Wonop ApS v FAI Realisations 2024 Ltd: when paragraph 84 ends an administration

Self-executing termination under paragraph 84(4) defeats a creditor's attempt to replace administrators.
In Wonop ApS v Simon Jagger & Ors (Re FAI Realisations 2024 Ltd) [2026] EWHC 362 (Ch), Chief Insolvency and Companies Court Judge Briggs considered whether the registration of a paragraph 84 notice at Companies House operated to end an administration automatically, notwithstanding prior court orders appointing replacement administrators and extending the administration's term.
FAI Realisations 2024 Limited, the UK administrative arm of the Fetch.ai cryptocurrency and blockchain platform, entered administration in January 2024. The applicant, Wonop ApS, was a creditor by virtue of an order obtained in November 2023 for unpaid FET tokens valued at approximately US$746,000. Dissatisfied with a pre-pack sale of the company's assets to an entity associated with the founder — and with the conduct of the joint administrators more broadly — Wonop applied in January 2026 for their removal without discharge and their replacement with new officeholders.
The procedural sequence gave rise to the central question. On 20 January 2026, whilst the removal application was pending, the joint administrators filed a notice at Companies House under paragraph 84 of Schedule B1 to the Insolvency Act 1986, signalling their intention to move from administration to dissolution on the basis that the company had no assets capable of distribution. On 21 January, Rajah J granted interim relief appointing replacement administrators — Andrew Duncan and Steven Illes of Macintyre Hudson LLP — and extending the administration to 19 March 2026. Companies House registered the paragraph 84 notice on 26 January 2026. The question for Judge Briggs was stark: did registration on that date bring the administration to an end by operation of paragraph 84(4), regardless of what Rajah J had ordered five days earlier?
Counsel for the applicant argued that Parliament could not have intended paragraph 84(4) to operate so as to circumvent a court order replacing administrators, and that construing the provision in that way would produce an absurd result inconsistent with the replacement jurisdiction under paragraph 95. He further contended that the joint administrators lacked standing to file the notice in the first place.
Judge Briggs rejected both arguments. On standing, the filing occurred whilst the joint administrators remained in office, and standing was accordingly not in issue. On the interpretive question, he applied the purposive approach confirmed in R (O) v Secretary of State for the Home Department [2022] UKSC 3 and as recently restated by Miles LJ in Cadent Gas Limited v City Fibre Limited [2026] EWCA Civ 46. Drawing on the Explanatory Notes to the Enterprise Act 2002 and the Court of Appeal's reasoning in Re Globespan Airways Ltd [2013] 1 WLR 1122 — which concerned the analogous paragraph 83 exit route — he held that paragraph 84(4) operates as a self-executing termination of the administrator's appointment upon registration. The checking process performed by the Registrar between filing and registration, and the short period that process typically takes, were deliberate features of the legislative scheme, not incidental ones.

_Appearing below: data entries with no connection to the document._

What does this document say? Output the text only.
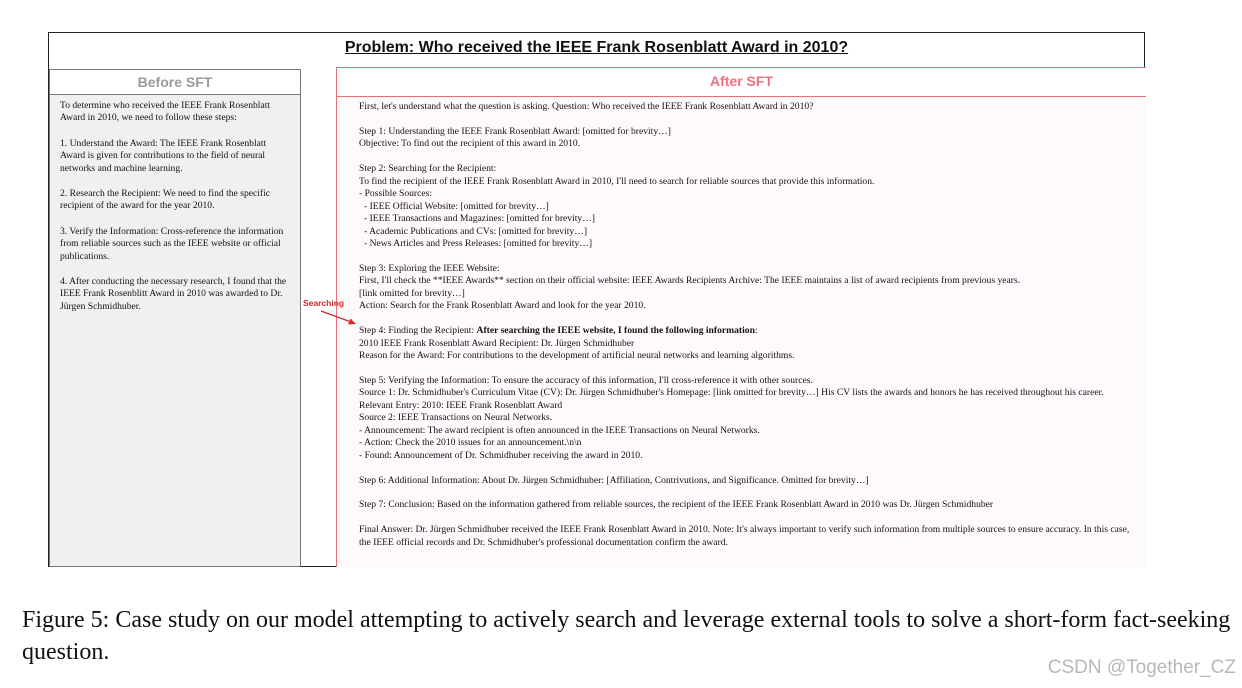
Problem: Who received the IEEE Frank Rosenblatt Award in 2010?
Before SFT

To determine who received the IEEE Frank Rosenblatt Award in 2010, we need to follow these steps:

1. Understand the Award: The IEEE Frank Rosenblatt Award is given for contributions to the field of neural networks and machine learning.

2. Research the Recipient: We need to find the specific recipient of the award for the year 2010.

3. Verify the Information: Cross-reference the information from reliable sources such as the IEEE website or official publications.

4. After conducting the necessary research, I found that the IEEE Frank Rosenblitt Award in 2010 was awarded to Dr. Jürgen Schmidhuber.

After SFT

First, let's understand what the question is asking. Question: Who received the IEEE Frank Rosenblatt Award in 2010?

Step 1: Understanding the IEEE Frank Rosenblatt Award: [omitted for brevity…]
Objective: To find out the recipient of this award in 2010.

Step 2: Searching for the Recipient:
To find the recipient of the IEEE Frank Rosenblatt Award in 2010, I'll need to search for reliable sources that provide this information.
- Possible Sources:
- IEEE Official Website: [omitted for brevity…]
- IEEE Transactions and Magazines: [omitted for brevity…]
- Academic Publications and CVs: [omitted for brevity…]
- News Articles and Press Releases: [omitted for brevity…]

Step 3: Exploring the IEEE Website:
First, I'll check the **IEEE Awards** section on their official website: IEEE Awards Recipients Archive: The IEEE maintains a list of award recipients from previous years.
[link omitted for brevity…]
Action: Search for the Frank Rosenblatt Award and look for the year 2010.

Step 4: Finding the Recipient: After searching the IEEE website, I found the following information:
2010 IEEE Frank Rosenblatt Award Recipient: Dr. Jürgen Schmidhuber
Reason for the Award: For contributions to the development of artificial neural networks and learning algorithms.

Step 5: Verifying the Information: To ensure the accuracy of this information, I'll cross-reference it with other sources.
Source 1: Dr. Schmidhuber's Curriculum Vitae (CV): Dr. Jürgen Schmidhuber's Homepage: [link omitted for brevity…] His CV lists the awards and honors he has received throughout his career. Relevant Entry: 2010: IEEE Frank Rosenblatt Award
Source 2: IEEE Transactions on Neural Networks.
- Announcement: The award recipient is often announced in the IEEE Transactions on Neural Networks.
- Action: Check the 2010 issues for an announcement.\n\n
- Found: Announcement of Dr. Schmidhuber receiving the award in 2010.

Step 6: Additional Information: About Dr. Jürgen Schmidhuber: [Affiliation, Contrivutions, and Significance. Omitted for brevity…]

Step 7: Conclusion: Based on the information gathered from reliable sources, the recipient of the IEEE Frank Rosenblatt Award in 2010 was Dr. Jürgen Schmidhuber

Final Answer: Dr. Jürgen Schmidhuber received the IEEE Frank Rosenblatt Award in 2010. Note: It's always important to verify such information from multiple sources to ensure accuracy. In this case, the IEEE official records and Dr. Schmidhuber's professional documentation confirm the award.

Searching
Figure 5: Case study on our model attempting to actively search and leverage external tools to solve a short-form fact-seeking question.
CSDN @Together_CZ
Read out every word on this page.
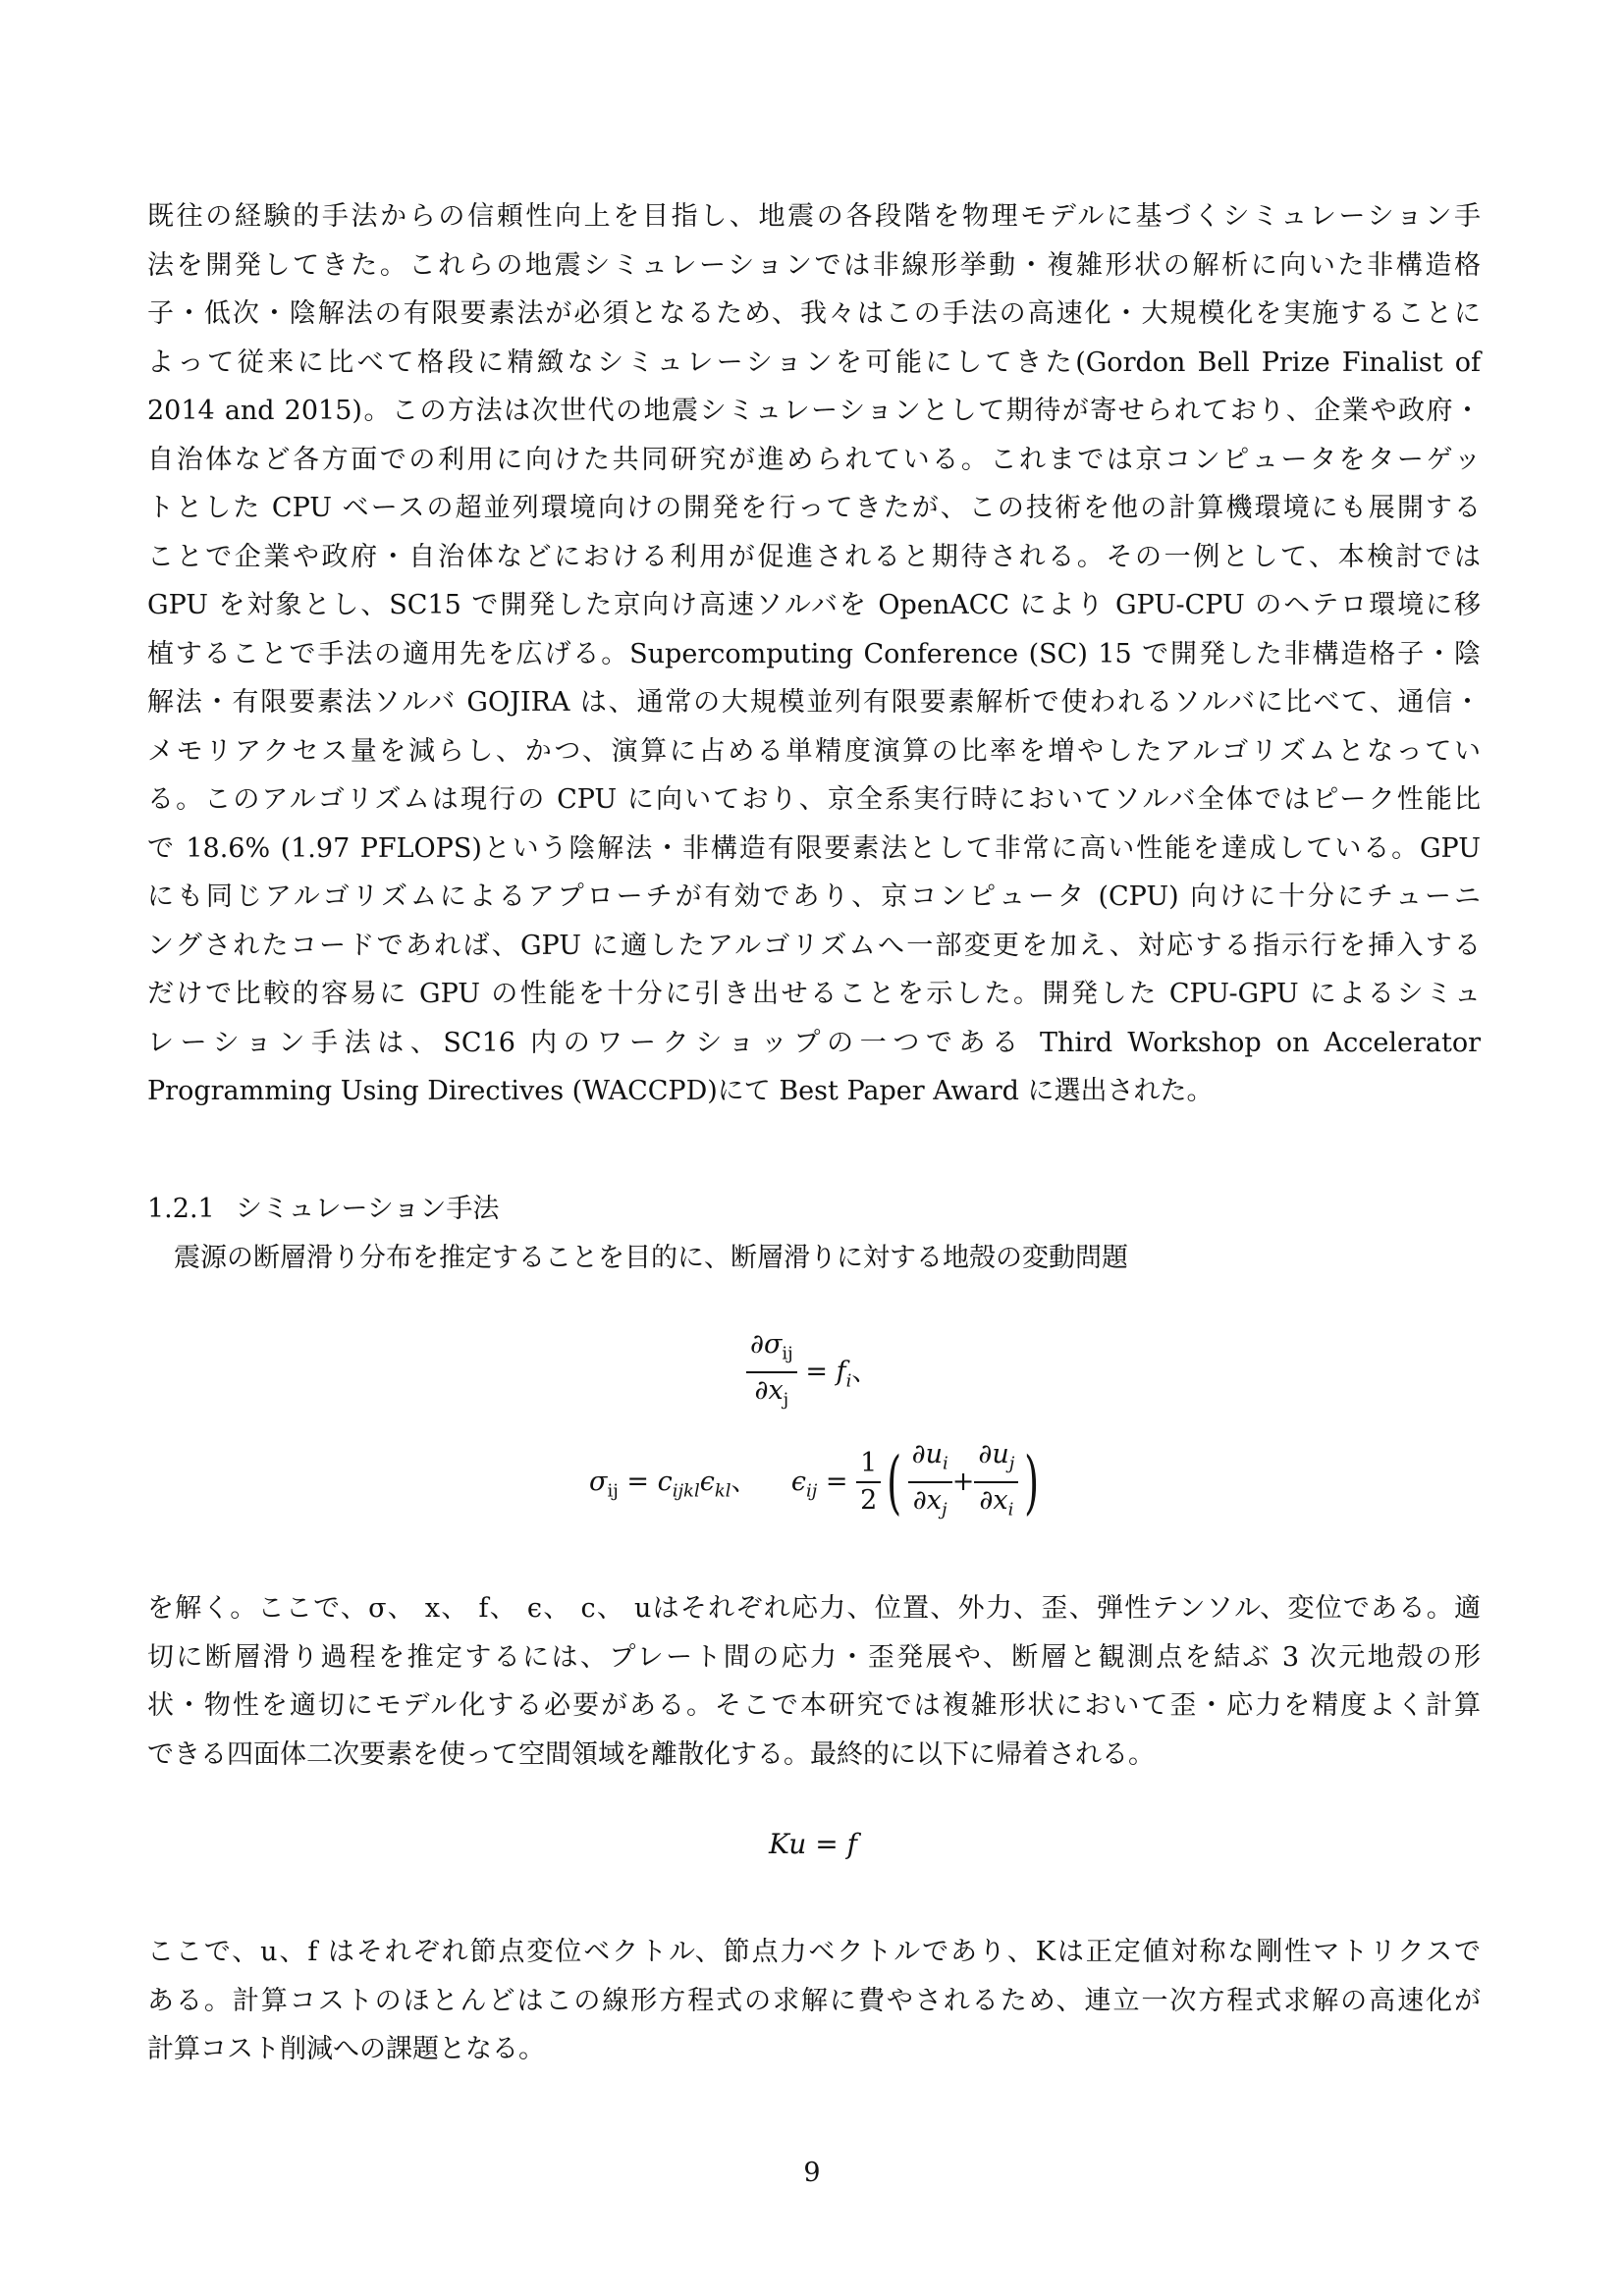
既往の経験的手法からの信頼性向上を目指し、地震の各段階を物理モデルに基づくシミュレーション手
法を開発してきた。これらの地震シミュレーションでは非線形挙動・複雑形状の解析に向いた非構造格
子・低次・陰解法の有限要素法が必須となるため、我々はこの手法の高速化・大規模化を実施することに
よって従来に比べて格段に精緻なシミュレーションを可能にしてきた(Gordon Bell Prize Finalist of
2014 and 2015)。この方法は次世代の地震シミュレーションとして期待が寄せられており、企業や政府・
自治体など各方面での利用に向けた共同研究が進められている。これまでは京コンピュータをターゲッ
トとした CPU ベースの超並列環境向けの開発を行ってきたが、この技術を他の計算機環境にも展開する
ことで企業や政府・自治体などにおける利用が促進されると期待される。その一例として、本検討では
GPU を対象とし、SC15 で開発した京向け高速ソルバを OpenACC により GPU-CPU のヘテロ環境に移
植することで手法の適用先を広げる。Supercomputing Conference (SC) 15 で開発した非構造格子・陰
解法・有限要素法ソルバ GOJIRA は、通常の大規模並列有限要素解析で使われるソルバに比べて、通信・
メモリアクセス量を減らし、かつ、演算に占める単精度演算の比率を増やしたアルゴリズムとなってい
る。このアルゴリズムは現行の CPU に向いており、京全系実行時においてソルバ全体ではピーク性能比
で 18.6% (1.97 PFLOPS)という陰解法・非構造有限要素法として非常に高い性能を達成している。GPU
にも同じアルゴリズムによるアプローチが有効であり、京コンピュータ (CPU) 向けに十分にチューニ
ングされたコードであれば、GPU に適したアルゴリズムへ一部変更を加え、対応する指示行を挿入する
だけで比較的容易に GPU の性能を十分に引き出せることを示した。開発した CPU-GPU によるシミュ
レーション手法は、SC16 内のワークショップの一つである Third Workshop on Accelerator
Programming Using Directives (WACCPD)にて Best Paper Award に選出された。
1.2.1 シミュレーション手法
震源の断層滑り分布を推定することを目的に、断層滑りに対する地殻の変動問題
$\frac{\partial\sigma_{ij}}{\partial x_j} = f_i$、
$\sigma_{ij} = c_{ijkl}\epsilon_{kl}$、 $\epsilon_{ij} = \frac{1}{2}$ ( $\frac{\partial u_i}{\partial x_j} + \frac{\partial u_j}{\partial x_i}$ )
を解く。ここで、σ、 x、 f、 ϵ、 c、 uはそれぞれ応力、位置、外力、歪、弾性テンソル、変位である。適
切に断層滑り過程を推定するには、プレート間の応力・歪発展や、断層と観測点を結ぶ 3 次元地殻の形
状・物性を適切にモデル化する必要がある。そこで本研究では複雑形状において歪・応力を精度よく計算
できる四面体二次要素を使って空間領域を離散化する。最終的に以下に帰着される。
Ku = f
ここで、u、f はそれぞれ節点変位ベクトル、節点力ベクトルであり、Kは正定値対称な剛性マトリクスで
ある。計算コストのほとんどはこの線形方程式の求解に費やされるため、連立一次方程式求解の高速化が
計算コスト削減への課題となる。
9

The distinction between paragraphs 84 and 95 did not assist the applicant. Paragraph 95 presupposes the continued existence of the office of administrator and concerns only who holds it; it cannot preserve an office that has already been extinguished by paragraph 84(4). Rajah J had not been addressed on the notice or its legal effect, and there was accordingly no basis for treating his orders as having disapplied paragraph 84.
The judgement confirms that the paragraph 84 exit is self-contained and, once registered, absolute. Where dissolution is the chosen exit route, the administration ends by statute on registration regardless of intervening court orders — a conclusion that underscores the importance of applicants monitoring Companies House filings closely when removal proceedings are on foot.